Face to Face : 'No Way Out but Through"

 I have not listened to these guys since the 90s, well at least on a regular basis there might have been a moment of weakness or three where I got nostalgic for this kind of 90s punk or perhaps was making a list for one blog or another that asked me to dip back into these years. Not much has changed and it plays to their favor. The first song with hookier and more melodic than when they default to the faster though more punk sound. The third song confirms we are not getting much in the way of new tricks but not sure much of that would have been wanted in the first place.  It is like the average between the first song and the second, though with an almost ska like bounce to it. The bass player seems to be the most on it He adds an underlying melodic sense , the vocals fall where you would expect them to most of the time. This is the sort of thing that became emo, 

"Anonymous" has a much more straight forward feel to it. It works for what they are doing but is not what I call their strongest song writing. This reminds me more of the path the Get Up kids went down. Though they are not as emotive. I think what I liked about this era of punk was the more emotive feel since it was less happy sounding than most punk. Once again, this bass player saves the day.  Some of this darker sound perhaps tempered with a Bad Religion feel can be heard on "Ruination Here We Come", this works better for me than the happier sound of "Long Way Down" . It sounds like the bass player came up with the riff to "Vertigo-go" , if that is the case, they need to let him write more of the songs.   It is more upbeat than some of the other sounds I have preferred from them, but it works. "You Were Wrong About Me" works off the kind of winning formula that made this music memorable in its heyday. 

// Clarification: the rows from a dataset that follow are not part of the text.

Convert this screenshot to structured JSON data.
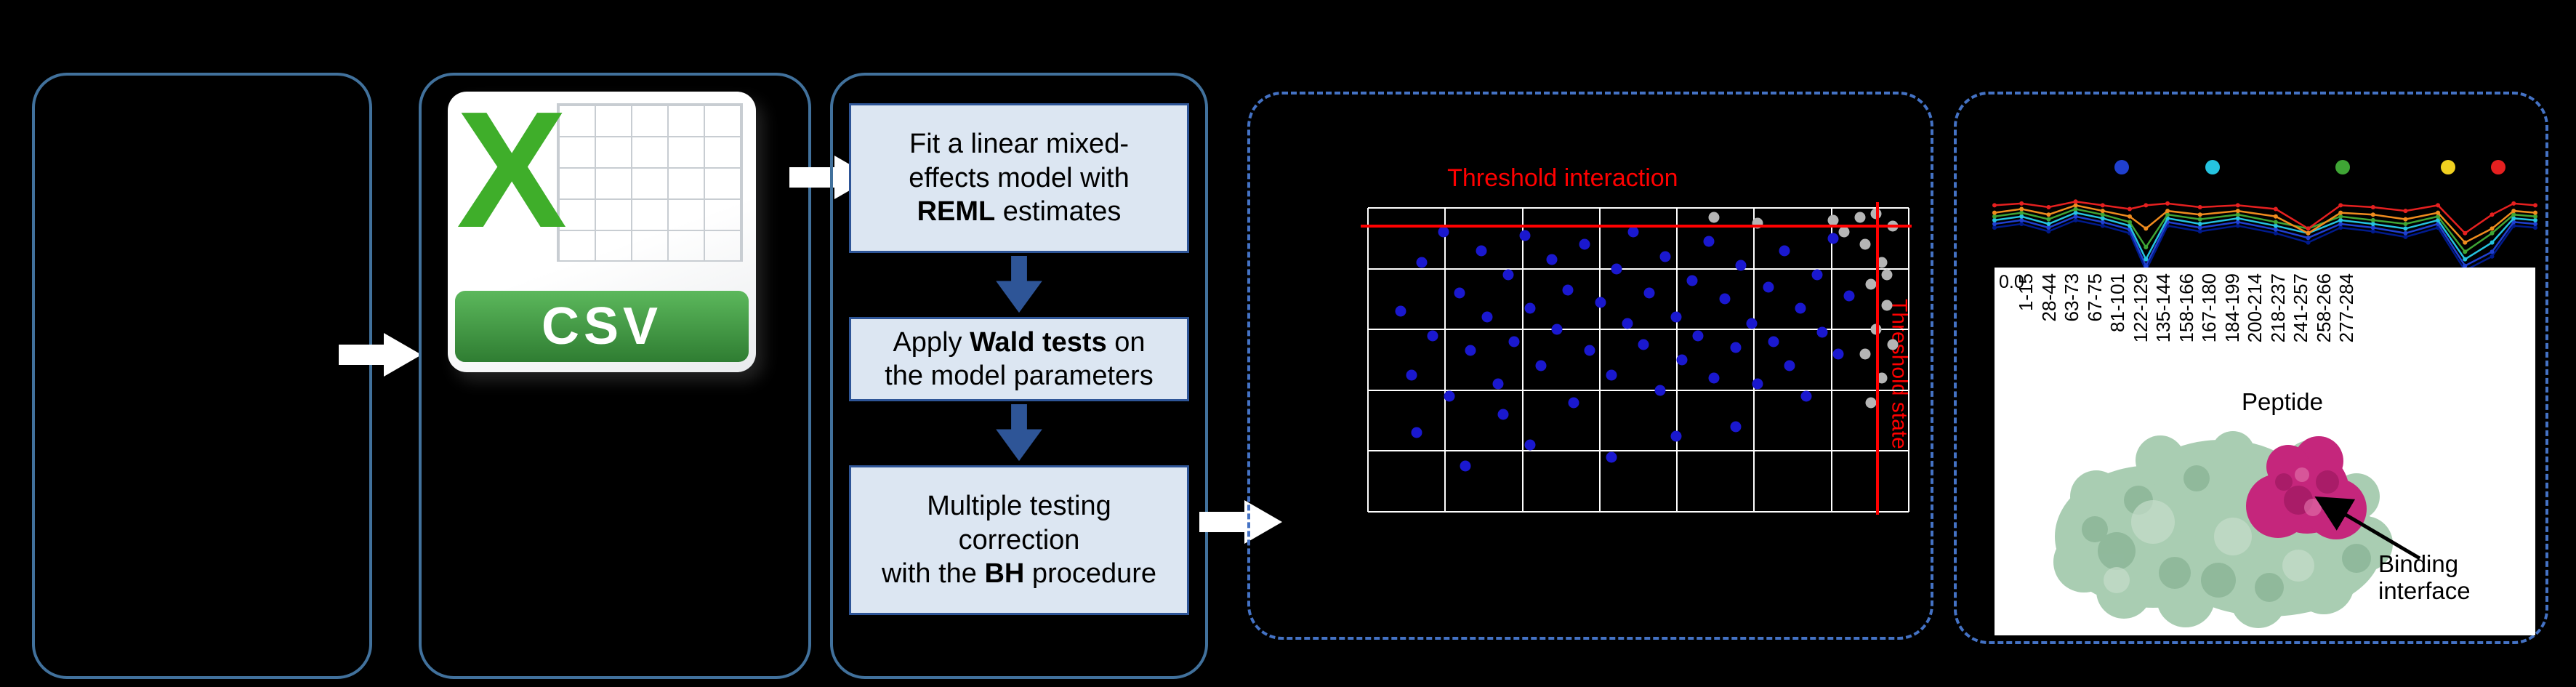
{
  "colors": {
    "bg": "#000000",
    "panel-border": "#41719c",
    "panel-dashed": "#4472c4",
    "accent-blue": "#2e5597",
    "box-fill": "#dce6f2",
    "box-border": "#2e5597",
    "arrow-white": "#ffffff",
    "threshold-red": "#ff0000",
    "grid-white": "#ffffff",
    "excel-green": "#3fae2a",
    "csv-banner-green-top": "#5cb85c",
    "csv-banner-green-bottom": "#2f7d32",
    "protein-green": "#a9cdb2",
    "protein-green-dark": "#7ca98a",
    "protein-green-light": "#c6ddcb",
    "protein-magenta": "#c5267c",
    "protein-magenta-dark": "#97175c",
    "protein-magenta-light": "#df6ba6"
  },
  "csv_icon": {
    "letter": "X",
    "label": "CSV"
  },
  "steps_panel": {
    "steps": [
      {
        "lines": [
          {
            "pre": "Fit a linear mixed-"
          },
          {
            "pre": "effects model with"
          },
          {
            "bold": "REML",
            "post": " estimates"
          }
        ]
      },
      {
        "lines": [
          {
            "pre": "Apply ",
            "bold": "Wald tests",
            "post": " on"
          },
          {
            "pre": "the model parameters"
          }
        ]
      },
      {
        "lines": [
          {
            "pre": "Multiple testing"
          },
          {
            "pre": "correction"
          },
          {
            "pre": "with the ",
            "bold": "BH",
            "post": " procedure"
          }
        ]
      }
    ]
  },
  "results": {
    "binding_label": "Binding interface"
  },
  "chart_data": [
    {
      "type": "scatter",
      "title": "Threshold interaction",
      "side_label": "Threshold state",
      "threshold_y_pct": 5.5,
      "threshold_x_pct": 94,
      "grid": {
        "x_pct": [
          0,
          14.3,
          28.6,
          42.9,
          57.1,
          71.4,
          85.7,
          100
        ],
        "y_pct": [
          0,
          20,
          40,
          60,
          80,
          100
        ]
      },
      "series": [
        {
          "name": "blue-points",
          "color": "#1a18cf",
          "points": [
            [
              6,
              34
            ],
            [
              8,
              55
            ],
            [
              10,
              18
            ],
            [
              12,
              42
            ],
            [
              14,
              8
            ],
            [
              15,
              62
            ],
            [
              17,
              28
            ],
            [
              19,
              47
            ],
            [
              21,
              14
            ],
            [
              22,
              36
            ],
            [
              24,
              58
            ],
            [
              26,
              22
            ],
            [
              27,
              44
            ],
            [
              29,
              9
            ],
            [
              30,
              33
            ],
            [
              32,
              52
            ],
            [
              34,
              17
            ],
            [
              35,
              40
            ],
            [
              37,
              27
            ],
            [
              38,
              64
            ],
            [
              40,
              12
            ],
            [
              41,
              47
            ],
            [
              43,
              31
            ],
            [
              45,
              55
            ],
            [
              46,
              20
            ],
            [
              48,
              38
            ],
            [
              49,
              8
            ],
            [
              51,
              45
            ],
            [
              52,
              28
            ],
            [
              54,
              60
            ],
            [
              55,
              16
            ],
            [
              57,
              36
            ],
            [
              58,
              50
            ],
            [
              60,
              24
            ],
            [
              61,
              42
            ],
            [
              63,
              11
            ],
            [
              64,
              56
            ],
            [
              66,
              30
            ],
            [
              68,
              46
            ],
            [
              69,
              19
            ],
            [
              71,
              38
            ],
            [
              72,
              58
            ],
            [
              74,
              26
            ],
            [
              75,
              44
            ],
            [
              77,
              14
            ],
            [
              78,
              52
            ],
            [
              80,
              33
            ],
            [
              81,
              62
            ],
            [
              83,
              22
            ],
            [
              84,
              41
            ],
            [
              86,
              10
            ],
            [
              87,
              48
            ],
            [
              89,
              29
            ],
            [
              57,
              75
            ],
            [
              30,
              78
            ],
            [
              18,
              85
            ],
            [
              45,
              82
            ],
            [
              68,
              72
            ],
            [
              25,
              68
            ],
            [
              9,
              74
            ]
          ]
        },
        {
          "name": "gray-points",
          "color": "#b5b5b5",
          "points": [
            [
              91,
              3
            ],
            [
              94,
              2
            ],
            [
              97,
              6
            ],
            [
              92,
              12
            ],
            [
              95,
              18
            ],
            [
              93,
              25
            ],
            [
              96,
              32
            ],
            [
              94,
              40
            ],
            [
              92,
              48
            ],
            [
              95,
              56
            ],
            [
              93,
              64
            ],
            [
              88,
              8
            ],
            [
              86,
              4
            ],
            [
              72,
              5
            ],
            [
              64,
              3
            ],
            [
              97,
              45
            ],
            [
              96,
              22
            ]
          ]
        }
      ]
    },
    {
      "type": "line",
      "y_tick_label": "0.0",
      "x_axis_label": "Peptide",
      "x_tick_labels": [
        "1-15",
        "28-44",
        "63-73",
        "67-75",
        "81-101",
        "122-129",
        "135-144",
        "158-166",
        "167-180",
        "184-199",
        "200-214",
        "218-237",
        "241-257",
        "258-266",
        "277-284"
      ],
      "x_pct": [
        0,
        5,
        10,
        15,
        20,
        25,
        28,
        32,
        38,
        45,
        52,
        58,
        64,
        70,
        76,
        82,
        87,
        92,
        96,
        100
      ],
      "series": [
        {
          "name": "navy-line",
          "color": "#001a8c",
          "values_pct": [
            54,
            50,
            58,
            46,
            52,
            60,
            100,
            52,
            58,
            52,
            60,
            70,
            54,
            58,
            64,
            54,
            100,
            85,
            52,
            54
          ]
        },
        {
          "name": "blue-line",
          "color": "#2040cf",
          "values_pct": [
            50,
            46,
            54,
            42,
            48,
            56,
            95,
            48,
            54,
            48,
            56,
            65,
            50,
            54,
            60,
            50,
            95,
            80,
            48,
            50
          ]
        },
        {
          "name": "cyan-line",
          "color": "#25c3e0",
          "values_pct": [
            46,
            42,
            50,
            38,
            44,
            52,
            88,
            44,
            50,
            44,
            52,
            60,
            46,
            50,
            55,
            46,
            88,
            70,
            44,
            46
          ]
        },
        {
          "name": "green-line",
          "color": "#3fa535",
          "values_pct": [
            42,
            38,
            45,
            34,
            40,
            48,
            75,
            40,
            45,
            40,
            48,
            55,
            42,
            46,
            50,
            42,
            80,
            60,
            40,
            42
          ]
        },
        {
          "name": "orange-line",
          "color": "#f08c1e",
          "values_pct": [
            38,
            34,
            40,
            30,
            36,
            42,
            55,
            36,
            40,
            36,
            42,
            60,
            38,
            40,
            45,
            38,
            70,
            55,
            36,
            38
          ]
        },
        {
          "name": "red-line",
          "color": "#e62020",
          "values_pct": [
            30,
            28,
            32,
            26,
            30,
            34,
            30,
            28,
            32,
            30,
            34,
            55,
            30,
            32,
            36,
            30,
            60,
            40,
            28,
            30
          ]
        }
      ],
      "legend": [
        {
          "color": "#2040cf",
          "x_pct": 28
        },
        {
          "color": "#25c3e0",
          "x_pct": 43.5
        },
        {
          "color": "#3fa535",
          "x_pct": 65.5
        },
        {
          "color": "#f0d020",
          "x_pct": 83.5
        },
        {
          "color": "#e62020",
          "x_pct": 92
        }
      ]
    }
  ]
}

"Spitshine" is drum driven and runs on the kind of gas that flows through more rock influenced blue collar punk like Social Distortion , so they are showing they can do a little bit of it all. The bass player once again shows that he is the glue along with the drummer to give this band one of the strongest back bones from the 90s. punk scene. Even with all of this "This is My Vanishing Act" could use vocals that do a little more as everything begins to take on almost too uniform of a sound. The last song is more up-tempo, but with textured guitars and vocals that a little more room to breathe.  I will give this album an 8.5, wish I had more time before the end of the year to see how this grows on me.  They do prove they were one of the better bands from this era.